BUNDAN bir süre önce İstanbul Sanayi Odası, iktisatçılar arasında "Türk ekonomisinin öncelikli üç sorunu ve çözüm önerileri" başlıklı bir anket yapmıştı.
Ben bu ankete verdiğim cevapta, Türk ekonomisinin öncelikli üç sorununu, 1) İzlenen "yüksek faiz-düşük kur" politikası, 2) Kayıtdışılık ve 3) Vahşi şehirleşme olarak gördüğümü söylemiş ve çözüm önerilerimi ortaya koymuştum.

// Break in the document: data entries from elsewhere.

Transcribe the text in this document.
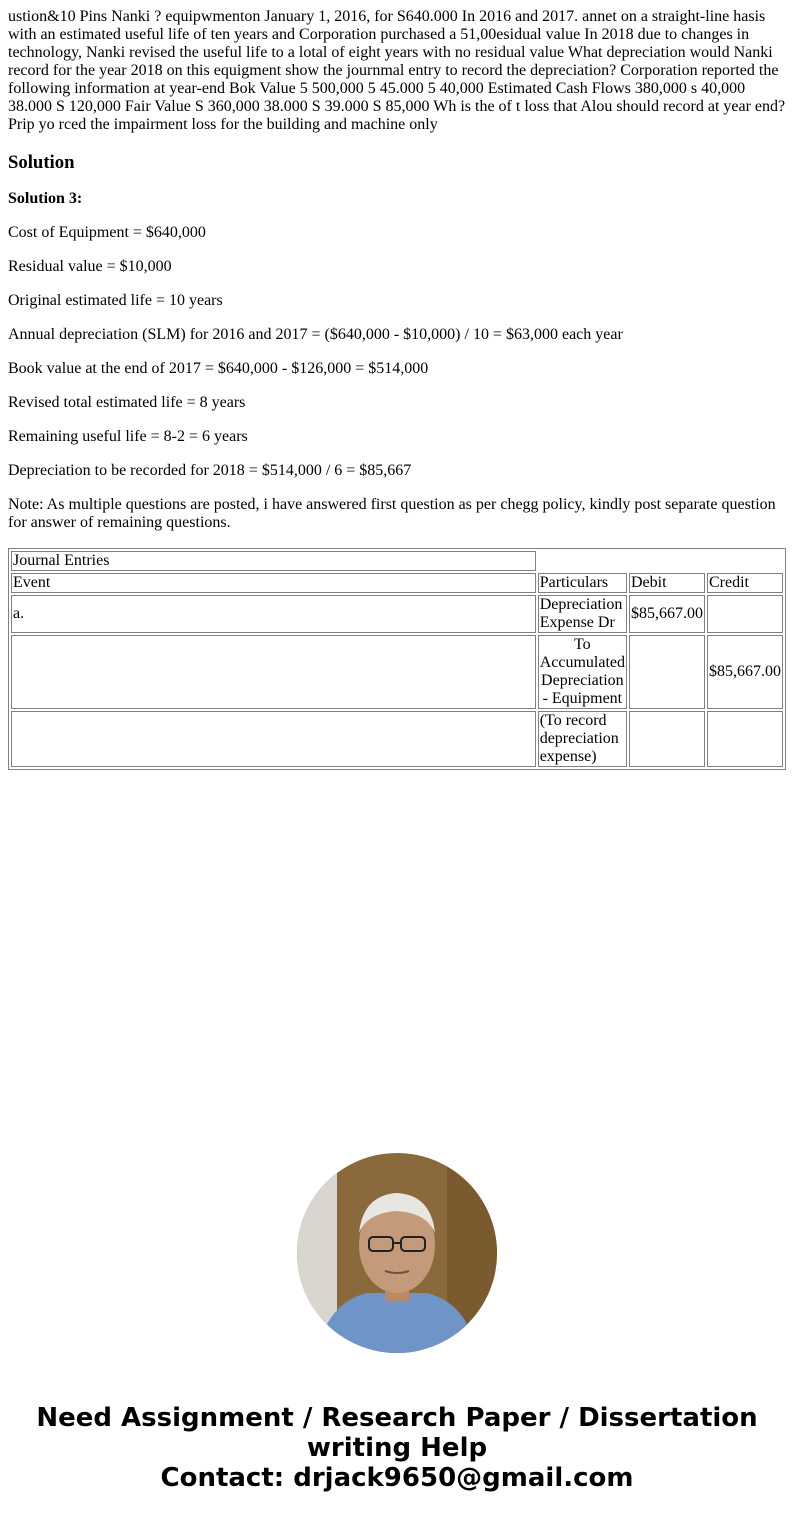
ustion&10 Pins Nanki ? equipwmenton January 1, 2016, for S640.000 In 2016 and 2017. annet on a straight-line hasis with an estimated useful life of ten years and Corporation purchased a 51,00esidual value In 2018 due to changes in technology, Nanki revised the useful life to a lotal of eight years with no residual value What depreciation would Nanki record for the year 2018 on this equigment show the journmal entry to record the depreciation? Corporation reported the following information at year-end Bok Value 5 500,000 5 45.000 5 40,000 Estimated Cash Flows 380,000 s 40,000 38.000 S 120,000 Fair Value S 360,000 38.000 S 39.000 S 85,000 Wh is the of t loss that Alou should record at year end? Prip yo rced the impairment loss for the building and machine only

Solution

Solution 3:

Cost of Equipment = $640,000

Residual value = $10,000

Original estimated life = 10 years

Annual depreciation (SLM) for 2016 and 2017 = ($640,000 - $10,000) / 10 = $63,000 each year

Book value at the end of 2017 = $640,000 - $126,000 = $514,000

Revised total estimated life = 8 years

Remaining useful life = 8-2 = 6 years

Depreciation to be recorded for 2018 = $514,000 / 6 = $85,667

Note: As multiple questions are posted, i have answered first question as per chegg policy, kindly post separate question for answer of remaining questions.

Journal Entries			
Event	Particulars	Debit	Credit
a.	Depreciation Expense Dr	$85,667.00	
	To Accumulated Depreciation - Equipment		$85,667.00
	(To record depreciation expense)		
Need Assignment / Research Paper / Dissertation
writing Help
Contact: drjack9650@gmail.com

Yıllar önce Milliyet Gazetesi’nde Ali Gevgilili’nin yönettiği "düşünenlerin düşünceleri" diye bir köşe vardı. Ben de bu köşeye yazı yollayanlardan biriydim. 1967 yılında peş peşe yazdığım iki makaleden birincisinin başlığı "İmar Vahşeti", ikincisininki ise "Trafik Vahşeti" idi. Anlayacağınız benim, imar ve trafik vahşeti takıntım uzun süredir devam ediyor.
* * *
Başbakan Erdoğan geçen hafta "Gecekonducular şehirleri ur gibi sarmış. Bunlar nereden zavallı oluyor. Orada bir işgal var" diye bir çıkış yaptı. Kısaca benim "garibanizm" adını taktığım "Gariptir, ne yapsa yeridir" inancını topa tuttu. Ertuğrul Özkök salı günü Başbakan’ı bu yürekli çıkışından dolayı kutladı. Ben ikisini de kutluyorum. Başbakan Erdoğan ve başgazeteci Özkök, Türkiye’ye yön veren önemli kişilerdir. Onların takınacakları tavır, Türkiye’nin en büyük ekonomik sorunu olan "gayri iktisadi şehirleşme" meselesinin çözümüne mutlaka katkı yapacaktır. Ertuğrul Özkök’ü, geçmişte "şehir yağmasına destek veren solcu zihniyeti" takbih etmesinden dolayı da ayrıca tebrik ediyorum. Solculuğun borusunun güçlü öttüğü 70’li yıllarda, gecekondu bölgeleri "devrimci fidanlığı" kabul edilmişti. O zamanlar kolluk kuvvetleriyle çatışan işgalciler, solcu basın tarafından kahraman ilan edilir; üniversiteli solcu gençler, kanun hakimiyetini tesis etmeye çalışan belediye ve polis ekiplerine karşı bizzat savaşırdı. Bugün bile kaçak yapıları yıkan belediye memurları ile işgalci güçler arasında çıkan çatışmada "işgalci ve yağmacılardan yana haber yapmak" reyting getiren gazetecilik kabul edilmektedir. Eğer basın bu konuda tutum değişikliği yapabilirse (ki; benim fazla bir ümidim yok) Türkiye medeniyete yürüyüşünde önemli bir engeli aşmış olacaktır. Kaderin cilvesine bakın ki; solcular tarafından "devrimci fidanlığı" kabul edilip propaganda koruması altına alınan "gündüz kondu" bölgeleri, kısa bir zaman sonra dinci militanların yetiştiği bağlara dönüştü. Bu kurtarılmış bölgelerin bir kısmı şimdi, ayrılıkçı güçlerin "polis giremez" ilan ettiği mahalleler haline geldi.
* * *
Medeniyet yolunda demokratik bir şekilde ilerlemek isteyen bir ülkede, "kanun hakimiyeti" her şeyden önce "mülkte" tesis edilmelidir. Kanun hakimiyeti, Tüpraş ihalesinde (yeni sahiplerin ileride gerekli yatırımları yapması güvence altına alınmamıştır gibi hukukçuların üstüne vazife olmayan bir gerekçeyle) yürütmeyi durdurma kararı vererek sağlanamaz. Kanun hakimiyeti, Başbakan’ın işgalcilere karşı çıkmasını, yargının, Meclis’in ve basının desteklemesiyle sağlanır.
Son Söz: Siyasallaşan hukuk, hukuk devletine zarar verir.